The Mainland Connection: The Politics of Identity as Constructed by the Hong Kong Museum of History
The Hong Kong Museum of History, located in a complex right across from the Hong Kong Science Museum at Chatham Road South in Tsim Sha Tsui, on Hong Kong’s Kowloon side, is one of the most prominent institutions that educate the public on Hong Kong history. The museum measures 17,500 square meters, boasts two floors and eight permanent galleries, spans over 400 million years of Hong Kong History, and enjoys a status as one of the most popular cultural destinations for tourists and school groups alike.
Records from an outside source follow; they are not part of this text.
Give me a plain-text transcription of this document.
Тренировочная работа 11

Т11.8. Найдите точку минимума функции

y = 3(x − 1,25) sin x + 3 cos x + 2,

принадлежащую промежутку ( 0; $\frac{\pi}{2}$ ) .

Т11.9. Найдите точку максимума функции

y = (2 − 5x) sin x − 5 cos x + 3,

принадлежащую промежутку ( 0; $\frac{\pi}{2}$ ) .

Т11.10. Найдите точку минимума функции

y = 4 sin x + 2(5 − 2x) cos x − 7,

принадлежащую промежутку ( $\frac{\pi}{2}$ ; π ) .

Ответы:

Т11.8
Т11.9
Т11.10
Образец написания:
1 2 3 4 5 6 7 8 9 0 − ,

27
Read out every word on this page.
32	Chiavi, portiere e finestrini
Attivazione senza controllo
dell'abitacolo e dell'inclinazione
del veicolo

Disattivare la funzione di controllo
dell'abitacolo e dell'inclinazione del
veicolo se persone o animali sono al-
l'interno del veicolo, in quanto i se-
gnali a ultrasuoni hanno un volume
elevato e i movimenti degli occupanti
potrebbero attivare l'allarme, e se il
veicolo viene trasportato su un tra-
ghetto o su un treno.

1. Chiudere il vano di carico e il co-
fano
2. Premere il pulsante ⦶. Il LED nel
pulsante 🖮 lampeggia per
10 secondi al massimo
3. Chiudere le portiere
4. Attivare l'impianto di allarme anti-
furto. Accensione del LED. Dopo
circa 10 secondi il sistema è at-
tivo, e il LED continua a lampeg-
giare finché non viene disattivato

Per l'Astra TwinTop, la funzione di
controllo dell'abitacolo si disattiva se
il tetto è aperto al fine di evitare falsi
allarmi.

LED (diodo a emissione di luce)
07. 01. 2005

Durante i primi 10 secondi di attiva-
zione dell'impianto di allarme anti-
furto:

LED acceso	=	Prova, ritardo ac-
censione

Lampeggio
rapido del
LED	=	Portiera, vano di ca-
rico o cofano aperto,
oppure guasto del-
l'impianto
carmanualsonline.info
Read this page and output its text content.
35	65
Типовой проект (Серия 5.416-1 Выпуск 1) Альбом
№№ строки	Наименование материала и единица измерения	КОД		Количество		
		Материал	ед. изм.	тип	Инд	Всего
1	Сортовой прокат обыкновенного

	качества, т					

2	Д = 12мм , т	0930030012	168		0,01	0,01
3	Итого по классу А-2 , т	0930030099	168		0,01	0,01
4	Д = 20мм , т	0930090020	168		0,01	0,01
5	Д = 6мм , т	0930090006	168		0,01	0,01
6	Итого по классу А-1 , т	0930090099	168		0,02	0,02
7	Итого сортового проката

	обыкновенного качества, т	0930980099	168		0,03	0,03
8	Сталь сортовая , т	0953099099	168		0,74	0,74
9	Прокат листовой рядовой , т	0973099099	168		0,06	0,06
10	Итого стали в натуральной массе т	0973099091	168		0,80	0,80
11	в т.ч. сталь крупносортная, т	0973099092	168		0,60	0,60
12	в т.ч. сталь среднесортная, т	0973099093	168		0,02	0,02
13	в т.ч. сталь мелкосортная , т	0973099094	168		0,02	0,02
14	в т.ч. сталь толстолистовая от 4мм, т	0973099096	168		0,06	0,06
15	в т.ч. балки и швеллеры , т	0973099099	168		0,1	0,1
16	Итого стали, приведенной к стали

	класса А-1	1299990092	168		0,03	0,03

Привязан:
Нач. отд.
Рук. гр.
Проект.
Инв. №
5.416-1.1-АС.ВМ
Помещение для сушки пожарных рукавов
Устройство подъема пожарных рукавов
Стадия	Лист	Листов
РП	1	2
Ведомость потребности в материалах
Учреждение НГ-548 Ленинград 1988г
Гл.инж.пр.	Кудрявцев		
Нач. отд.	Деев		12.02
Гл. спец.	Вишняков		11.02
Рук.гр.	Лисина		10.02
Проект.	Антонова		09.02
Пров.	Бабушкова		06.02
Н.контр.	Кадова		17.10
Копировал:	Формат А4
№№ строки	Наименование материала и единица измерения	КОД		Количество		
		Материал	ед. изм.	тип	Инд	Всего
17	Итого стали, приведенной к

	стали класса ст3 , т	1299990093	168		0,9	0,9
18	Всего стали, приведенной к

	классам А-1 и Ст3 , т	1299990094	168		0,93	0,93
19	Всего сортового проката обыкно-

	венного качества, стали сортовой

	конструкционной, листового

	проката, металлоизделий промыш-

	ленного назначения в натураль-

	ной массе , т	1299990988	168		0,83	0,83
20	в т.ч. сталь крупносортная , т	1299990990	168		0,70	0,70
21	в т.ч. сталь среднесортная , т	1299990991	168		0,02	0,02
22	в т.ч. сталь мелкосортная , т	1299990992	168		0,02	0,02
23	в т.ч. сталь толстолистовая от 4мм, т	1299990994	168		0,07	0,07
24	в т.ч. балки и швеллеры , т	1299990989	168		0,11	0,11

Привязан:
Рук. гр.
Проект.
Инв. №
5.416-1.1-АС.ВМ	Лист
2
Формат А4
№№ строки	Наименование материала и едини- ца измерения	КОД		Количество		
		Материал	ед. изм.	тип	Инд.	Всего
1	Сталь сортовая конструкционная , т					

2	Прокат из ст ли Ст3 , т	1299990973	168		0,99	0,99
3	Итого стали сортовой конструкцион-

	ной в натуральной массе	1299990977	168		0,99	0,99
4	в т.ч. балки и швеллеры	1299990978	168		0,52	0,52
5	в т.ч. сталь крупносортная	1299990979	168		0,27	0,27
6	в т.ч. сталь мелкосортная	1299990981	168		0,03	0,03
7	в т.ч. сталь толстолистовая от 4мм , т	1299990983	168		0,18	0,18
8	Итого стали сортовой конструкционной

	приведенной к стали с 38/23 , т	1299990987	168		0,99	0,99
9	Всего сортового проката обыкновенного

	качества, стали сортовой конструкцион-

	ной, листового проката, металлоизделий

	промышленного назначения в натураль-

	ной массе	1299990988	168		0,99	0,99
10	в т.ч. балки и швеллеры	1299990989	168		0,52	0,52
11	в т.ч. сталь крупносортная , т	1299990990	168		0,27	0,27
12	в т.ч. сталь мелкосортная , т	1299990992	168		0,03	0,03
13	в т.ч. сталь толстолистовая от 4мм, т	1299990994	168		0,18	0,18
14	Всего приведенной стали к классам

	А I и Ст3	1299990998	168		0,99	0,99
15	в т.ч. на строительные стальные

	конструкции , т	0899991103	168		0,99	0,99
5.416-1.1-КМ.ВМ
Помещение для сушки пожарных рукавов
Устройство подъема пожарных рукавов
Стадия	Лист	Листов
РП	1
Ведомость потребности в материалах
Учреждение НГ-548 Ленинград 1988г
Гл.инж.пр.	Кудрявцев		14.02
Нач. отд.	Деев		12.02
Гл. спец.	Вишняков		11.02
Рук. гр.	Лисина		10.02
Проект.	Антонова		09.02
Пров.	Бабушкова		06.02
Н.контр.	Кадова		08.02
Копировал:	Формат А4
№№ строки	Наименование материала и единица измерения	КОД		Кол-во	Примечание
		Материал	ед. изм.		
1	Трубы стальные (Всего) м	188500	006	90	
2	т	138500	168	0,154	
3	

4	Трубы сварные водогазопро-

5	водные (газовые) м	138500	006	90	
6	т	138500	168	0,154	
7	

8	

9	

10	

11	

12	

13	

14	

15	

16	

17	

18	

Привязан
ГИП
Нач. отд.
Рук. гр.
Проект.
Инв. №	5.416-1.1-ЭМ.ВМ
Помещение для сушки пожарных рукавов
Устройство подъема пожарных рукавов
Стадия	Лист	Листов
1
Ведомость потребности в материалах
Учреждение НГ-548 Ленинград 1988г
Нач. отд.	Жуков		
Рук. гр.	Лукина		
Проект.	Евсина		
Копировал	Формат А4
The permanent exhibit, called “The Hong Kong Story,” begins its tale from the development of Hong Kong as an island in the Devonian period and closes with the 1997 handover (HKMH).
Because I had known that Hong Kong was a city composed of multiple fragments of cultures, I had planned to research how the Hong Kong Museum of History portrayed Hong Kong’s history and shaped its cultural identity. Before I even set foot in the museum, however, a few experiences were already shaping my approach to my research. In the weeks before I left for Hong Kong, a friend gave me a tip: though I speak both English and Mandarin, he advised me to speak only English in Hong Kong because of the growing anti-mainland sentiment. The South China Morning Post delivered to my hotel door each morning, with articles headed “Students prefer Hong Kong identity: Poll” and “Speakers Deride HK Nativism,” seemed to prove his point within the first few days of my stay. I began to hypothesize that the museum would actually fashion Hong Kong as a unique entity apart from China, as a reflection of popular sentiment in Hong Kong. Try as I might, however, by the end of my first museum visit, I was disappointed that I still had not found the pro-nativism texts I was looking for.
It was only when I was watching the last video on Hong Kong's history in the museum's last exhibit, when a sequence on Tiananmen flashed across the screen, that I realized I had been searching for the wrong thing all along. Throughout the museum, all of the exhibits and didactic texts had actually grounded Hong Kong identity within a greater Chinese cultural identity.